George Balanchine is often considered to have been the first pioneer of contemporary ballet. Today the style he developed is known as neoclassical ballet, a style of dance between classical ballet and today’s contemporary ballet. Balanchine used flexed hands (and occasionally feet), turned-in legs, off-centered positions and non-classical costumes (such as leotards and tunics instead of tutus) to distance himself from the classical and romantic ballet traditions. Balanchine also brought modern dancers in to dance with his company, the New York City Ballet; one such dancer was Paul Taylor, who in 1959 performed in Balanchine’s piece Episodes. Balanchine also worked with modern dance choreographer Martha Graham, expanding his exposure to modern techniques and ideas. Also during this period, choreographers such as John Butler and Glen Tetley began to consciously combine ballet and modern techniques in experimentation.

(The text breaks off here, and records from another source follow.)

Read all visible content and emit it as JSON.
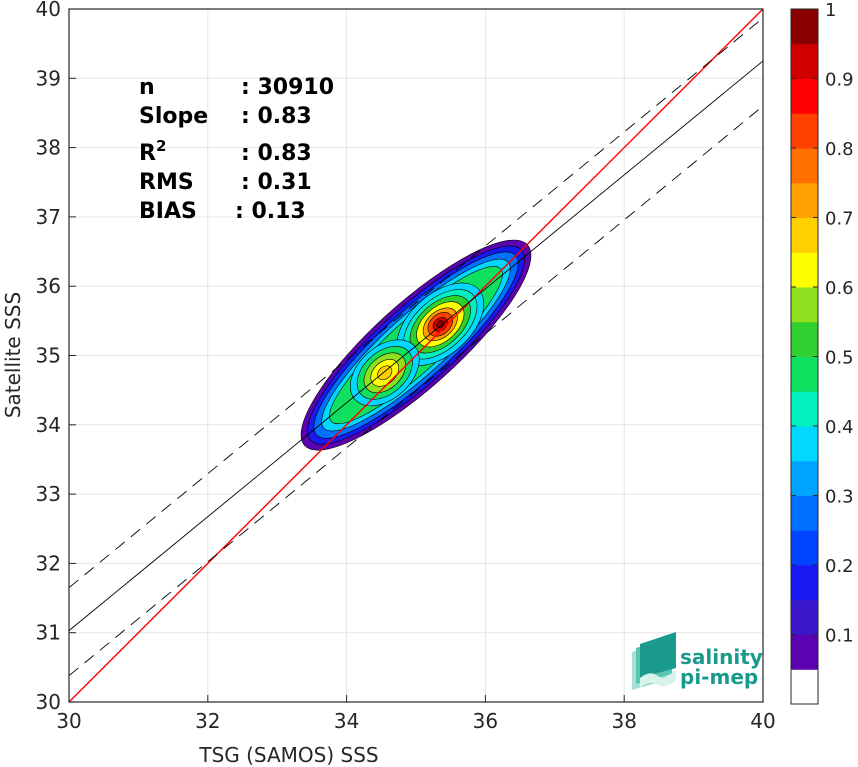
{
  "chart_data": {
    "type": "heatmap",
    "xlabel": "TSG (SAMOS) SSS",
    "ylabel": "Satellite SSS",
    "xlim": [
      30,
      40
    ],
    "ylim": [
      30,
      40
    ],
    "x_ticks": [
      "30",
      "32",
      "34",
      "36",
      "38",
      "40"
    ],
    "y_ticks": [
      "30",
      "31",
      "32",
      "33",
      "34",
      "35",
      "36",
      "37",
      "38",
      "39",
      "40"
    ],
    "grid": true,
    "stats": [
      {
        "key": "n",
        "value": ": 30910"
      },
      {
        "key": "Slope",
        "value": ": 0.83"
      },
      {
        "key": "R",
        "sup": "2",
        "value": ": 0.83"
      },
      {
        "key": "RMS",
        "value": ": 0.31"
      },
      {
        "key": "BIAS",
        "value": ": 0.13"
      }
    ],
    "lines": [
      {
        "name": "one-to-one",
        "color": "#ff0000",
        "style": "solid",
        "points": [
          [
            30,
            30
          ],
          [
            40,
            40
          ]
        ]
      },
      {
        "name": "regression",
        "color": "#000000",
        "style": "solid",
        "points": [
          [
            30,
            31.03
          ],
          [
            40,
            39.25
          ]
        ]
      },
      {
        "name": "regression-plus",
        "color": "#000000",
        "style": "dashed",
        "points": [
          [
            30,
            31.65
          ],
          [
            40,
            39.87
          ]
        ]
      },
      {
        "name": "regression-minus",
        "color": "#000000",
        "style": "dashed",
        "points": [
          [
            30,
            30.38
          ],
          [
            40,
            38.6
          ]
        ]
      }
    ],
    "density": {
      "description_levels": [
        0.05,
        0.1,
        0.15,
        0.2,
        0.25,
        0.3,
        0.35,
        0.4,
        0.45,
        0.5,
        0.55,
        0.6,
        0.65,
        0.7,
        0.75,
        0.8,
        0.85,
        0.9,
        0.95,
        1.0
      ],
      "peaks": [
        {
          "x": 35.35,
          "y": 35.45,
          "value": 1.0
        },
        {
          "x": 34.55,
          "y": 34.75,
          "value": 0.68
        }
      ]
    },
    "colorbar": {
      "ticks": [
        "0.1",
        "0.2",
        "0.3",
        "0.4",
        "0.5",
        "0.6",
        "0.7",
        "0.8",
        "0.9",
        "1"
      ],
      "range": [
        0,
        1
      ],
      "colors": [
        "#ffffff",
        "#5b03b1",
        "#3a17c8",
        "#1818f0",
        "#0044ff",
        "#0070ff",
        "#00a4ff",
        "#00d8ff",
        "#00f0c0",
        "#10e060",
        "#30d030",
        "#90e020",
        "#ffff00",
        "#ffd000",
        "#ffa000",
        "#ff7000",
        "#ff4000",
        "#ff0000",
        "#d00000",
        "#8a0000"
      ]
    }
  },
  "logo": {
    "line1": "salinity",
    "line2": "pi-mep"
  }
}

One dancer who trained with Balanchine and absorbed much of this neo-classical style was Mikhail Baryshnikov. Following Baryshnikov’s appointment as artistic director of the American Ballet Theatre in 1980, he worked with various modern choreographers, most notably Twyla Tharp. Tharp choreographed Push Comes To Shove for ABT and Baryshnikov in 1976; in 1986 she created In The Upper Room for her own company. Both these pieces were considered innovative for their use of distinctly modern movements melded with the use of pointe shoes and classically-trained dancers — for their use of “contemporary ballet”.
Tharp also worked with the Joffrey Ballet company, founded in 1957 by Robert Joffrey. She choreographed Deuce Coupe for them in 1973, using pop music and a blend of modern and ballet techniques. The Joffrey Ballet continued to perform numerous contemporary pieces, many choreographed by co-founder Gerald Arpino.
Today there are many explicitly contemporary ballet companies and choreographers. These include Alonzo King and his company, Alonzo King’s Lines Ballet; Nacho Duato and Compañia Nacional de Danza; William Forsythe, who has worked extensively with the Frankfurt Ballet and today runs The Forsythe Company; Dwight Rhoden and Desmond Richardson, who are Co-Founders of Complexions Contemporary Ballet; and Jiří Kilián, former artistic director of the Nederlands Dans Theatre. Traditionally “classical” companies, such as the Kirov Ballet and the Paris Opera Ballet, also regularly perform contemporary works.